Figure 1. Muscle weakness and accompanied oxidative modifications in skeletal muscle from mice with arthritis.

(A) An illustration of the induction site of arthritis by complete Freund’s adjuvant (CFA) (ankle: used for flexor digitorum brevis [FDB] muscle fiber force measurements; knee: used for extensor digitorum longus [EDL] whole-muscle force measurements). Immunoblots and quantification of 3-nitrotyrosine (3-NT) in interosseous (B and C) and gastrocnemius (D and E) muscle from mice with arthritis (CFA) and healthy controls (Ctrl) (n = 6). 3-NT levels were normalized to total protein Coomassie staining. (F) Ex vivo specific force (contractions induced at 15–150 Hz, n = 4–5) of intact individual muscle fibers from arthritis leg (pink) and healthy controls (blue). (G) Calculated cross-sectional area of FDB fibers from CFA and control legs. (H) Typical examples (120-Hz stimulation frequency, 350-ms train duration) of intracellular (tetanic) Ca²⁺ (upper) and specific force (lower) in control (blue) and CFA (pink) fibers (n = 4–5). (I) Mean (±SEM) force versus intracellular Ca²⁺ data obtained in 15- to 150-Hz contractions produced in control fibers and CFA fibers.
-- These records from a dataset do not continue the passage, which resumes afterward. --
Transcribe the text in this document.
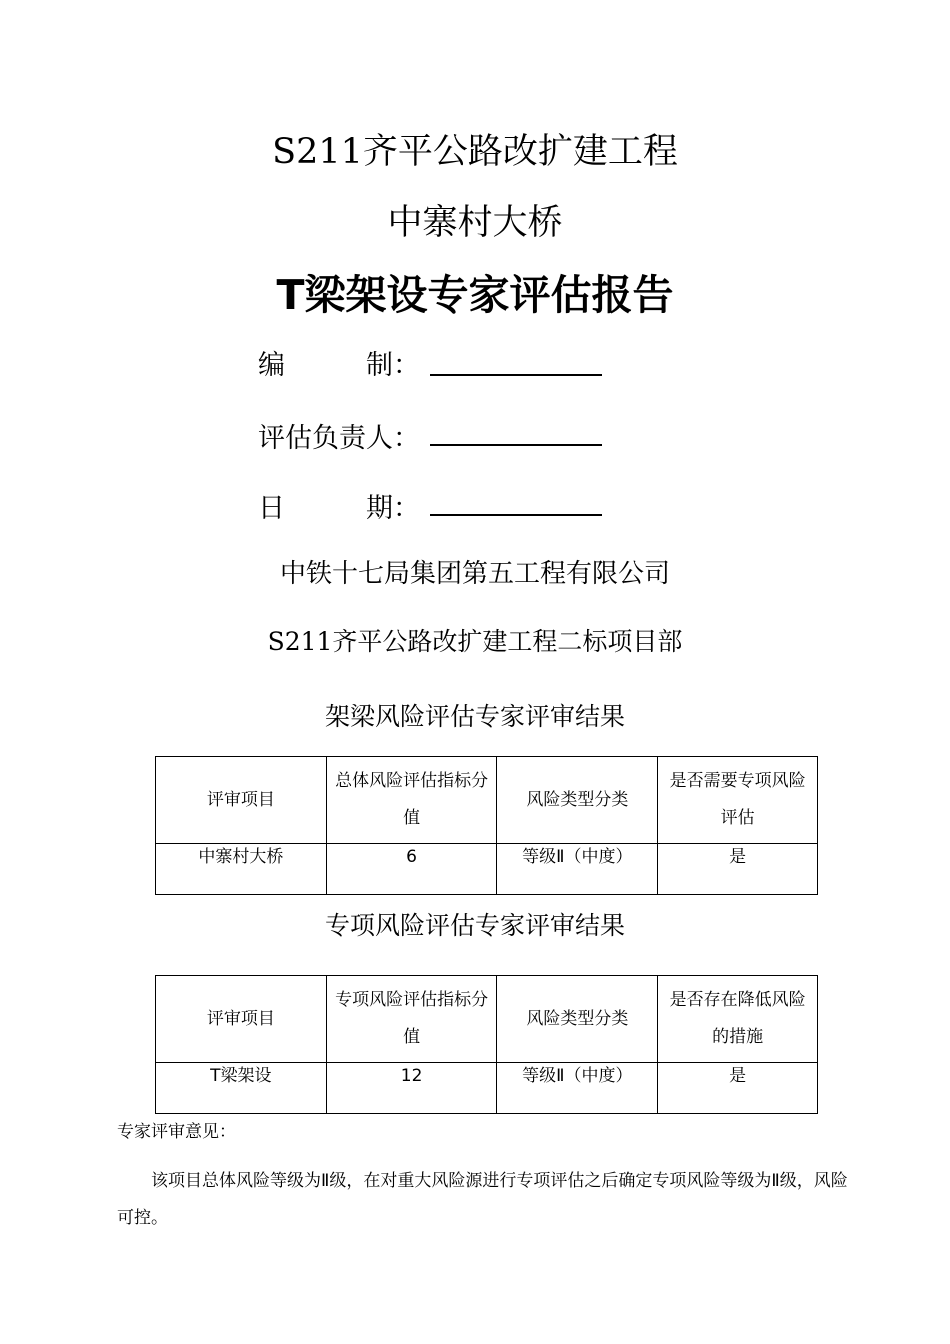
S211齐平公路改扩建工程
中寨村大桥
T梁架设专家评估报告
编　　　制：
评估负责人：
日　　　期：
中铁十七局集团第五工程有限公司
S211齐平公路改扩建工程二标项目部
架梁风险评估专家评审结果
评审项目	总体风险评估指标分值	风险类型分类	是否需要专项风险评估
中寨村大桥	6	等级Ⅱ（中度）	是
专项风险评估专家评审结果
评审项目	专项风险评估指标分值	风险类型分类	是否存在降低风险的措施
T梁架设	12	等级Ⅱ（中度）	是
专家评审意见：
该项目总体风险等级为Ⅱ级，在对重大风险源进行专项评估之后确定专项风险等级为Ⅱ级，风险可控。
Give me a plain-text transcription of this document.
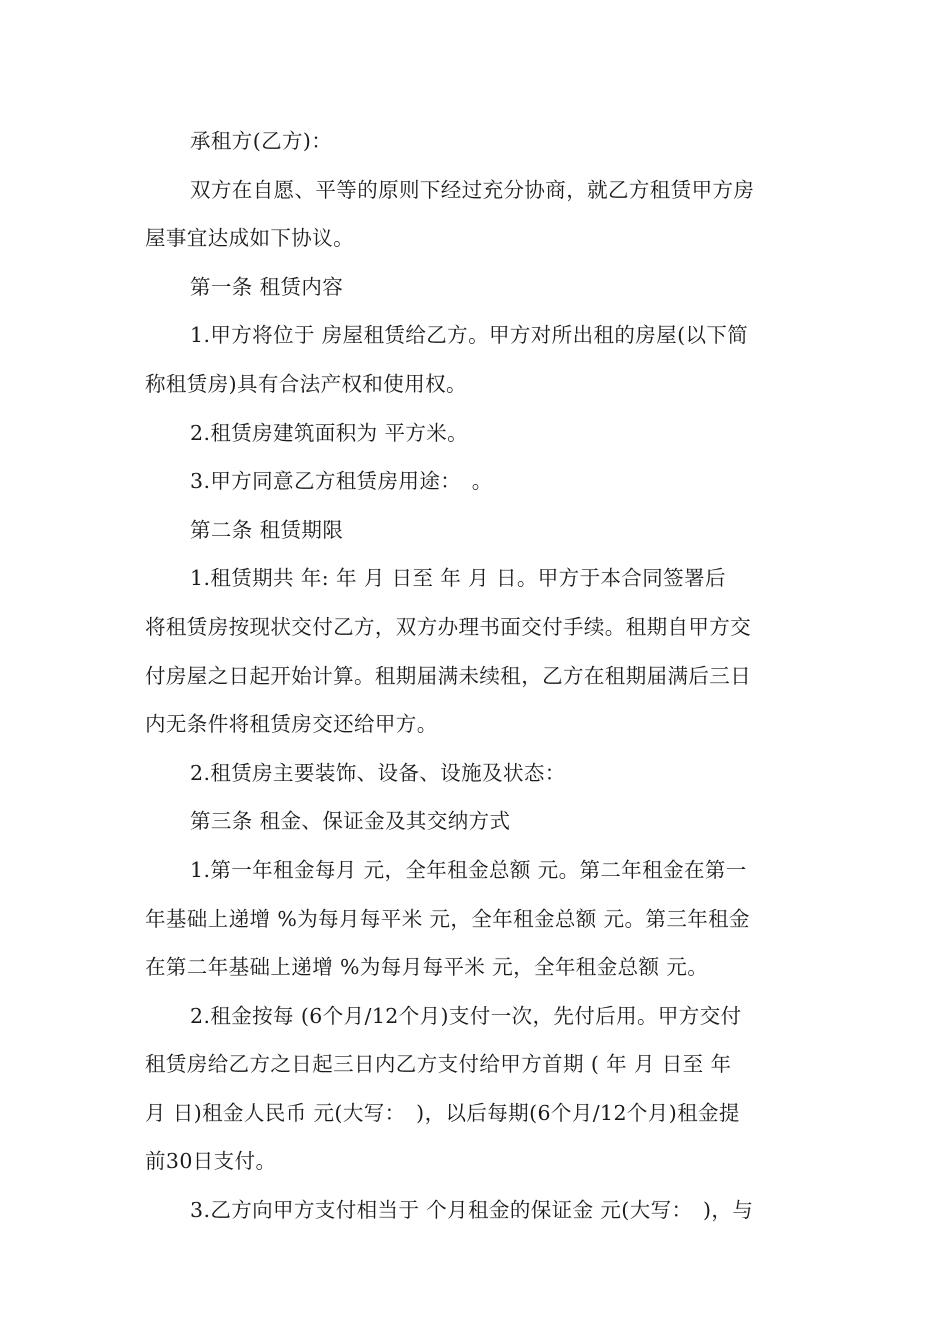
承租方(乙方)：

双方在自愿、平等的原则下经过充分协商，就乙方租赁甲方房
屋事宜达成如下协议。

第一条 租赁内容

1.甲方将位于 房屋租赁给乙方。甲方对所出租的房屋(以下简
称租赁房)具有合法产权和使用权。

2.租赁房建筑面积为 平方米。

3.甲方同意乙方租赁房用途：　。

第二条 租赁期限

1.租赁期共 年: 年 月 日至 年 月 日。甲方于本合同签署后
将租赁房按现状交付乙方，双方办理书面交付手续。租期自甲方交
付房屋之日起开始计算。租期届满未续租，乙方在租期届满后三日
内无条件将租赁房交还给甲方。

2.租赁房主要装饰、设备、设施及状态：

第三条 租金、保证金及其交纳方式

1.第一年租金每月 元，全年租金总额 元。第二年租金在第一
年基础上递增 %为每月每平米 元，全年租金总额 元。第三年租金
在第二年基础上递增 %为每月每平米 元，全年租金总额 元。

2.租金按每 (6个月/12个月)支付一次，先付后用。甲方交付
租赁房给乙方之日起三日内乙方支付给甲方首期 ( 年 月 日至 年
月 日)租金人民币 元(大写：　)，以后每期(6个月/12个月)租金提
前30日支付。

3.乙方向甲方支付相当于 个月租金的保证金 元(大写：　)，与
Mean values of intracellular Ca²⁺ (J) and specific force (K) in the presence or absence of caffeine (5 mM, 2-minute exposure) in CFA and control FDB fibers. Data are mean ± SEM. Statistical analysis in C, E, G, J, and K was performed using 2-tailed Student’s t test and in F and I by 2-way ANOVA. A P value less than 0.05 was considered significant. *P < 0.05; **P < 0.01; ***P < 0.001.